FILE PHOTO: Seema Verma, Administrator of Centers for Medicare and Medicaid Services, U.S. Department of Health and Human Services, speaks at the 2019 Milken Institute Global Conference in Beverly Hills, California, U.S., April 29, 2019. REUTERS/Lucy Nicholson/File Photo
(Reuters) – Proposed changes to requirements that state-run Medicaid programs are given the best drug prices would clear the way for commercial health insurers to enter into “value-based” payment schemes, the U.S. Centers for Medicare & Medicaid Services said on Wednesday.
Drug manufacturers by law must give Medicaid their “best price,” meaning the lowest price they negotiate with any other buyer. But health plans have expressed concerns that the requirement prevents them from linking drug prices to patient outcomes – a practice known as “value-based” pricing.
“The problem has been that the Medicaid best price regulations are a barrier. … Today we are announcing that we are updating them to allow for more value-based pricing,” CMS Administrator Seema Verma told Reuters in a telephone interview.

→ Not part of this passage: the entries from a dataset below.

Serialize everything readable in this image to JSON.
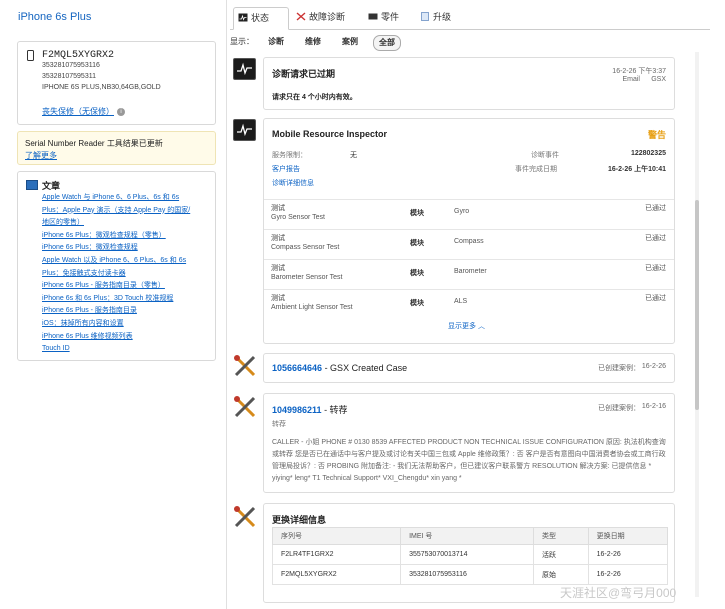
{
  "device": {
    "title": "iPhone 6s Plus",
    "serial": "F2MQL5XYGRX2",
    "imei1": "353281075953116",
    "imei2": "35328107595311",
    "config": "IPHONE 6S PLUS,NB30,64GB,GOLD",
    "warranty": "丧失保修（无保修）"
  },
  "notice": {
    "title": "Serial Number Reader 工具结果已更新",
    "link": "了解更多"
  },
  "docs": {
    "title": "文章",
    "items": [
      "Apple Watch 与 iPhone 6、6 Plus、6s 和 6s",
      "Plus：Apple Pay 演示（支持 Apple Pay 的国家/",
      "地区的零售）",
      "iPhone 6s Plus：微观检查规程（零售）",
      "iPhone 6s Plus：微观检查规程",
      "Apple Watch 以及 iPhone 6、6 Plus、6s 和 6s",
      "Plus：免接触式支付读卡器",
      "iPhone 6s Plus - 服务指南目录（零售）",
      "iPhone 6s 和 6s Plus：3D Touch 校准规程",
      "iPhone 6s Plus - 服务指南目录",
      "iOS：抹掉所有内容和设置",
      "iPhone 6s Plus 维修视频列表",
      "Touch ID"
    ]
  },
  "tabs": [
    "状态",
    "故障诊断",
    "零件",
    "升级"
  ],
  "filter": {
    "label": "显示：",
    "options": [
      "诊断",
      "维修",
      "案例",
      "全部"
    ]
  },
  "p1": {
    "title": "诊断请求已过期",
    "date": "16-2-26 下午3:37",
    "type1": "Email",
    "type2": "GSX",
    "body": "请求只在 4 个小时内有效。"
  },
  "p2": {
    "title": "Mobile Resource Inspector",
    "status": "警告",
    "limit_label": "服务限制：",
    "limit_value": "无",
    "event_label": "诊断事件",
    "event_value": "122802325",
    "report_link": "客户报告",
    "finish_label": "事件完成日期",
    "finish_value": "16-2-26 上午10:41",
    "detail_link": "诊断详细信息",
    "test_label": "测试",
    "module_label": "模块",
    "tests": [
      {
        "name": "Gyro Sensor Test",
        "module": "Gyro",
        "result": "已通过"
      },
      {
        "name": "Compass Sensor Test",
        "module": "Compass",
        "result": "已通过"
      },
      {
        "name": "Barometer Sensor Test",
        "module": "Barometer",
        "result": "已通过"
      },
      {
        "name": "Ambient Light Sensor Test",
        "module": "ALS",
        "result": "已通过"
      }
    ],
    "more": "显示更多 ︿"
  },
  "p3": {
    "case_no": "1056664646",
    "case_title": " - GSX Created Case",
    "status": "已创建案例：",
    "date": "16-2-26"
  },
  "p4": {
    "case_no": "1049986211",
    "case_title": " - 转荐",
    "status": "已创建案例：",
    "date": "16-2-16",
    "sub": "转荐",
    "body": "CALLER -      小姐 PHONE # 0130        8539 AFFECTED PRODUCT NON TECHNICAL ISSUE CONFIGURATION 原因: 执法机构查询或转荐 您是否已在通话中与客户提及或讨论有关中国三包或 Apple 维修政策？: 否 客户是否有意图向中国消费者协会或工商行政管理局投诉？: 否 PROBING 附加备注: - 我们无法帮助客户，但已建议客户联系警方 RESOLUTION 解决方案: 已提供信息 * yiying* leng* T1 Technical Support* VXI_Chengdu* xin yang *"
  },
  "p5": {
    "title": "更换详细信息",
    "headers": [
      "序列号",
      "IMEI 号",
      "类型",
      "更换日期"
    ],
    "rows": [
      [
        "F2LR4TF1GRX2",
        "355753070013714",
        "活跃",
        "16-2-26"
      ],
      [
        "F2MQL5XYGRX2",
        "353281075953116",
        "原始",
        "16-2-26"
      ]
    ]
  },
  "watermark": "天涯社区@弯弓月000"
}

The proposed changes are being driven by the increasing availability of very expensive, potentially curative, gene therapy treatments, she said.
Spark Therapeutics Inc, now owned by Roche Holding AG, in 2018 launched its Luxturna treatment for an inherited genetic mutation that causes blindness at a price of $ 850,000. Novartis AG last year won U.S. approval for its gene therapy Zolgensma for spinal muscular atrophy, pricing the one-time treatment at a record $ 2.125 million.
Commercial health insurers have considered linking reimbursement of such drugs to health outcomes, but have been stymied by the Medicaid best price rules, Verma said. “If a drug didn’t work in 20% of cases, in those cases the payment might be zero, which could completely alter the Medicaid best price,” she explained.
The changes proposed include calculating the best price based not just on one discount, but as a comprehensive blend of prices. They would also allow for price calculations outside of the current three-year window.
CMS said the aim is to provide greater flexibility for payers and manufacturers to enter into value-based agreements while ensuring Medicaid always gets the best deal.
The proposed changes will be open for a 30-day comment period.